With polls showing support from women giving him an edge over Republican front-runner Mitt Romney, President Barack Obama used a White House conference Friday to tout his administration's work on women's issues and warn that Republicans would erase the achievements.
Though he never mentioned Romney - or the word Republican - in his 20-minute speech, Obama cautioned an auditorium of female entrepreneurs, academics and business leaders against returning "to the policies that got us into so many of the problems that we've been dealing with in the first place. That's what's at stake."
"When it comes to our efforts on behalf of women and girls, I'm proud of the accomplishments that we can point to," he said. He cited the first bill he signed into law, making it easier for women to demand equal pay, along with efforts to boost the number of girls taking science and math classes. "We've got a lot more to do. But there's no doubt we've made progress."
Citing his signature health care law - which Republicans and Romney have vowed to repeal - Obama charged that "they're not just saying we should stop protecting women with pre-existing conditions. They're also saying we should kick about a million young women off their parents' health care plans."
He also took issue with GOP support for cutting government funding of Planned Parenthood, saying: "They're not just talking about restricting a woman's ability to make her own health decision. They're talking about denying, as a practical matter, the preventive care like mammograms that millions of women rely on."
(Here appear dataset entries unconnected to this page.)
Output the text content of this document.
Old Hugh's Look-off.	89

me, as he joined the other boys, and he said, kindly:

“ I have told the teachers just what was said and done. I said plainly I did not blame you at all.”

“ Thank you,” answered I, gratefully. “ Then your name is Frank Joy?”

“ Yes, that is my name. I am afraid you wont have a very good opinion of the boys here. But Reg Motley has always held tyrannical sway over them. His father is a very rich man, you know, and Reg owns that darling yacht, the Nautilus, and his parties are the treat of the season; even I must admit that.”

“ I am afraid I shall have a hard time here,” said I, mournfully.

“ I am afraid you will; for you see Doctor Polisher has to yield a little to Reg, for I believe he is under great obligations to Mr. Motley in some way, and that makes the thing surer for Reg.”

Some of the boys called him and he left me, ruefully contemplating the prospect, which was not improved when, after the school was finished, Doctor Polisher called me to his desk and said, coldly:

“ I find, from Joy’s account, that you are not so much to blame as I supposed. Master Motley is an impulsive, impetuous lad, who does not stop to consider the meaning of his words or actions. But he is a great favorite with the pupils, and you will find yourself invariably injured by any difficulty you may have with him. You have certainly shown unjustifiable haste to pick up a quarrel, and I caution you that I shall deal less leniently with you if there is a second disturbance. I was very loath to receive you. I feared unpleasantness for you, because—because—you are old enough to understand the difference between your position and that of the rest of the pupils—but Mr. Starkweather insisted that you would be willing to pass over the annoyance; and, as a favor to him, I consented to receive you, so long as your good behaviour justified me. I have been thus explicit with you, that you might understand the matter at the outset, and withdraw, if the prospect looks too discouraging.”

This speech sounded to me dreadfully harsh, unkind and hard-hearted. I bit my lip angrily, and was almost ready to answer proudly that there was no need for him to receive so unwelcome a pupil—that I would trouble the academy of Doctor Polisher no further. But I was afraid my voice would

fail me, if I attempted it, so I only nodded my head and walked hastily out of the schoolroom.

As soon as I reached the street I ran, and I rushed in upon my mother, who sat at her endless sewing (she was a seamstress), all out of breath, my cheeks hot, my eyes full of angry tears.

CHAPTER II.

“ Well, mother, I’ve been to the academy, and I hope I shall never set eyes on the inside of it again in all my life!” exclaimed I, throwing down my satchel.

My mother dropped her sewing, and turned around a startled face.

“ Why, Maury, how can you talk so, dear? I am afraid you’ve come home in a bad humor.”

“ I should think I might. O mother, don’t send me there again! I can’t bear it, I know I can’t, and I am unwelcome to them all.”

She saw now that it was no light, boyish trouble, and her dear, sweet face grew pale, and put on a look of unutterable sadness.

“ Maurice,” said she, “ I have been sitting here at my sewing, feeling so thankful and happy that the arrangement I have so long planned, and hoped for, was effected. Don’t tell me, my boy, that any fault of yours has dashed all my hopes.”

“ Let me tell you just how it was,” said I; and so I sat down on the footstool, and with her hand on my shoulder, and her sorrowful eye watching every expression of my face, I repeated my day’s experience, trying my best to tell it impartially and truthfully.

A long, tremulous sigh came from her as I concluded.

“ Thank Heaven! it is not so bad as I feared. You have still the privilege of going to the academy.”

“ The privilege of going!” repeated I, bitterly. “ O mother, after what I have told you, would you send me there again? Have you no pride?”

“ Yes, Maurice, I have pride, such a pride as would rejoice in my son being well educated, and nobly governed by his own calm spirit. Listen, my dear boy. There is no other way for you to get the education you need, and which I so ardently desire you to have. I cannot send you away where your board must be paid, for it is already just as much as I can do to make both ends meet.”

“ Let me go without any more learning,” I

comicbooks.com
His remarks at the White House Forum on Women and the Economy came as Romney this week strengthened his grip on the GOP nomination and as polls indicate that Obama is benefiting from the national debate over access to contraceptives. At the event, some of the loudest applause followed his remarks that under his health care law, women would receive contraception "at no additional cost."
A USA Today/Gallup poll this week found Obama leading Romney among women by 18 points in 12 key battleground states. A McClatchy-Marist national poll found Obama leading Romney among female voters by 48 percent to 42 percent, and by 49 percent to 40 percent vs. Rick Santorum.
The gender gap between the parties is decades old, Marist pollster Lee Miringoff said. But it widened as the parties argued over the Obama administration's decision to require religious-affiliated institutions to provide contraceptive coverage to employees.
"You saw the mobilization of the Democratic base when the narrative switched to women's health," Miringoff said. "That gap is wider because of the dustup, and that's not lost on the campaigns."
Romney, who was asked about the gender gap when he spoke before the American Society of News Editors on Wednesday, noted that Republicans traditionally have faced a gender gap and accused Democrats of doing an "effective job" of "trying to mischaracterize" the party's stance on women's issues.
Romney added that he expects to attract both men and women by focusing on "the issues that women and men care most about" - namely, the economy.
He said his wife, Ann - a significant presence on the campaign trail - "reports to me regularly that the issue that women care about most is the economy. They're concerned about high gasoline prices, the cost of getting to and from work. That's what women care about in this country, and my vision is to get America working again."
Romney pollster Neil Newhouse said he expects the numbers to narrow as the general election ramps up. He said the economy will remain the focus.
"I think the real Obama record is a failure to create jobs and to get the economy moving," he said.
But Laura Murphy, director of the ACLU's Washington legislative office - who thanked Health and Human Services Secretary Kathleen Sebelius at Friday's White House conference for the decision to require contraceptive coverage - said that women are unusually motivated by what they see as an effort to retreat on issues like contraception.
"It's just shocking to me that something like contraception is so controversial; we thought we won that battle decades ago," she said. "These are policies that affect women's lives."
Administration officials insisted before the event that it was not political, noting that Obama convened the White House Council on Women and Girls that hosted the event soon after taking office. They noted it was being held only a few days after March - Women's History Month.
But Obama - who appears in more than a dozen pictures in a 65-page progress report issued by the council - sounded a number of political points, arguing that the "conversation" over women's issues "has been oversimplified."
"Women are not some monolithic bloc," he said. "Women are not an interest group. You shouldn't be treated that way."
He expressed incredulity that expansion of an 18-year-old federal law that created a national strategy to prevent domestic violence against women has been blocked in Congress. Opponents fear it would broaden American Indian tribal rights and has too many protections for gay and illegal immigrant victims of violence.
"When something like the Violence Against Women Act ... is suddenly called to question, that makes no sense," he said. "That's not something we should still be arguing about."
Obama - who noted that 80 percent of his household is female - called his commitment to women's issues "personal." He talked about the single mother who raised him, his grandmother who watched as younger men she had trained were promoted ahead of her, and of his wife and two daughters.
"As a father, one of my highlights of every day is asking my daughters about their day, their hopes and their futures," he said. "Every decision I make is all about making sure they and all our daughters and all our sons grow up in a country that gives them the chance to be anything they set their minds to."
But he acknowledged one unmet goal.
"We haven't gotten the dry cleaning thing yet," Obama said in a joking reference to constant complaints that dry cleaners charge women more than men to launder their garments. "I know that that's still frustrating, I'm sure."